Hargreaves Lansdown Shares Surge on Acquisition Bid and FY2024 Results: What Traders Need to Know

Lukas Schmidt
07:34am, Friday, Aug 09, 2024

Hargreaves Lansdown PLC (LON: HRGV) has found itself in the spotlight as its share price experienced an uptick following two significant developments: its fiscal year 2024 results and a binding acquisition proposal from a consortium. This news arrived on a Friday, lifting the stock by 2.2% to £1,102 shortly after the market opened.

The consortium, operating under the name Harp Bidco, has put forth a cash offer of £11.40 per share, which translates to £11.10 in cash plus a final dividend of 30p for the fiscal year 2024. While the company's results were largely in line with market expectations, they did reveal revenues of £396.7 million, landing slightly below the anticipated £397.7 million. The slight miss in revenue was accompanied by a similar performance from both fund revenues and cash revenues, reported at £128.9 million and £127.9 million, respectively. However, it’s worth noting that the underlying operating profit matched forecasts, aided by net finance income that helped exceed underlying profit before tax by 4%.

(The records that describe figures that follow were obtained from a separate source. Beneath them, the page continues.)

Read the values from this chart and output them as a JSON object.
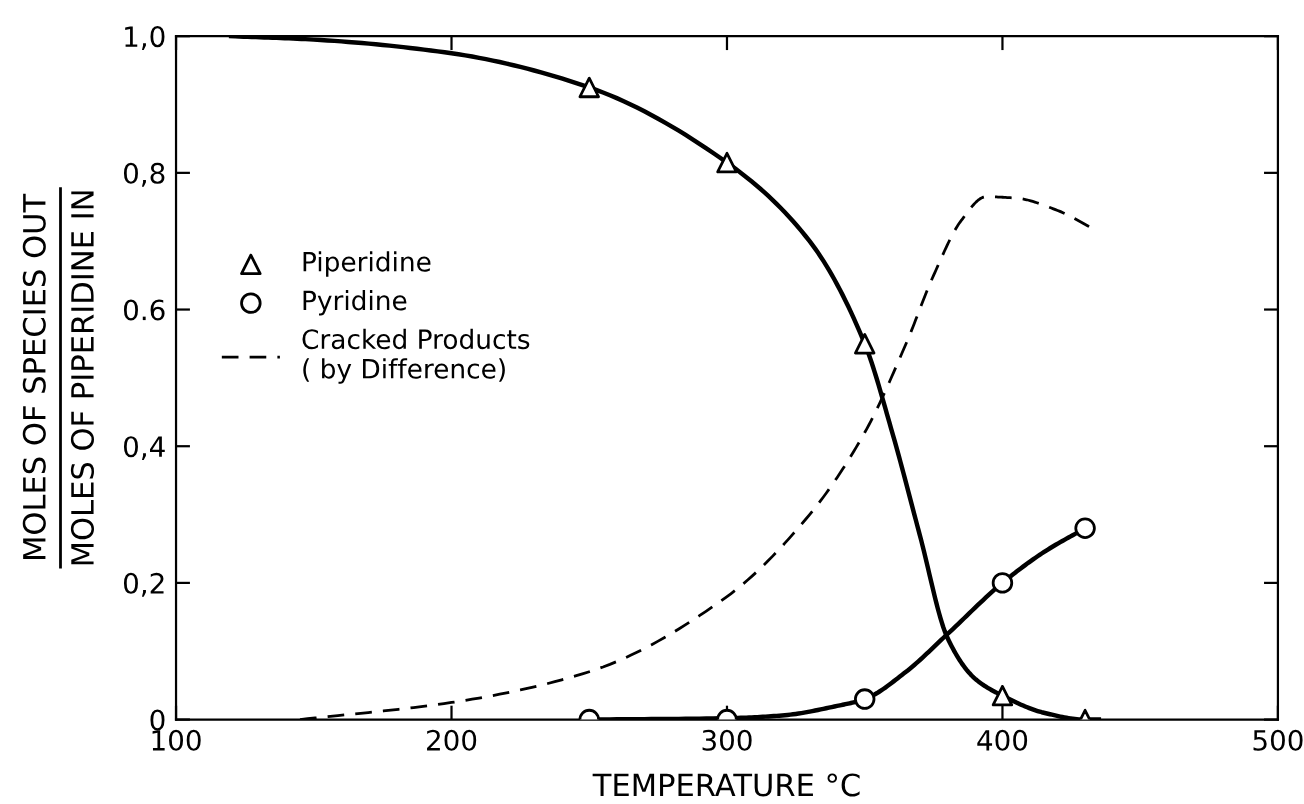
{
  "chart_data": {
    "type": "line",
    "xlabel": "TEMPERATURE °C",
    "ylabel": [
      "MOLES OF SPECIES OUT",
      "MOLES OF PIPERIDINE IN"
    ],
    "xlim": [
      100,
      500
    ],
    "xticks": [
      100,
      200,
      300,
      400,
      500
    ],
    "ylim": [
      0,
      1.0
    ],
    "yticks": [
      0,
      {
        "value": 0.2,
        "label": "0,2"
      },
      {
        "value": 0.4,
        "label": "0,4"
      },
      {
        "value": 0.6,
        "label": "0.6"
      },
      {
        "value": 0.8,
        "label": "0,8"
      },
      {
        "value": 1.0,
        "label": "1,0"
      }
    ],
    "grid": false,
    "legend": "left",
    "series": [
      {
        "color": "#000000",
        "line_style": "solid",
        "x": [
          120,
          150,
          200,
          250,
          300,
          330,
          350,
          360,
          370,
          380,
          390,
          400,
          415,
          430,
          435
        ],
        "values": [
          1.0,
          0.995,
          0.975,
          0.925,
          0.815,
          0.7,
          0.55,
          0.42,
          0.27,
          0.12,
          0.06,
          0.035,
          0.01,
          0.0,
          0.0
        ]
      },
      {
        "type": "scatter",
        "name": "Piperidine",
        "color": "#000000",
        "marker": "triangle",
        "x": [
          250,
          300,
          350,
          400,
          430
        ],
        "values": [
          0.925,
          0.815,
          0.55,
          0.035,
          0.0
        ]
      },
      {
        "color": "#000000",
        "line_style": "solid",
        "x": [
          250,
          300,
          320,
          340,
          350,
          365,
          380,
          400,
          415,
          430
        ],
        "values": [
          0.0,
          0.002,
          0.006,
          0.02,
          0.03,
          0.07,
          0.125,
          0.2,
          0.245,
          0.28
        ]
      },
      {
        "type": "scatter",
        "name": "Pyridine",
        "color": "#000000",
        "marker": "circle",
        "x": [
          250,
          300,
          350,
          400,
          430
        ],
        "values": [
          0.0,
          0.0,
          0.03,
          0.2,
          0.28
        ]
      },
      {
        "name": "Cracked Products\n( by Difference)",
        "color": "#000000",
        "line_style": "dashed",
        "x": [
          145,
          200,
          250,
          300,
          330,
          350,
          365,
          375,
          385,
          394,
          405,
          420,
          433
        ],
        "values": [
          0.0,
          0.025,
          0.07,
          0.18,
          0.3,
          0.42,
          0.55,
          0.65,
          0.73,
          0.765,
          0.763,
          0.745,
          0.718
        ]
      }
    ]
  }
}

Citi Research offered valuable insights, announcing an upgrade of its rating for Hargreaves Lansdown to Neutral, with a target price set at £11.10 per share, reflective of the acquisition bid while excluding the dividend. This strategic upgrade stems from an understanding that the changes anticipated under private ownership could bolster Hargreaves Lansdown's market standing. With a dominant footprint comprising approximately 40% of the direct-to-consumer market, the implications of this takeover bid are noteworthy.

The consortium has articulated a vision focusing on enhancing digital technology and reducing fees, which could potentially increase Hargreaves Lansdown's competitive stance in the market. For traders, monitoring this situation could prove beneficial, as the ongoing narrative around acquisitions and market strategies often leads to volatility and opportunity.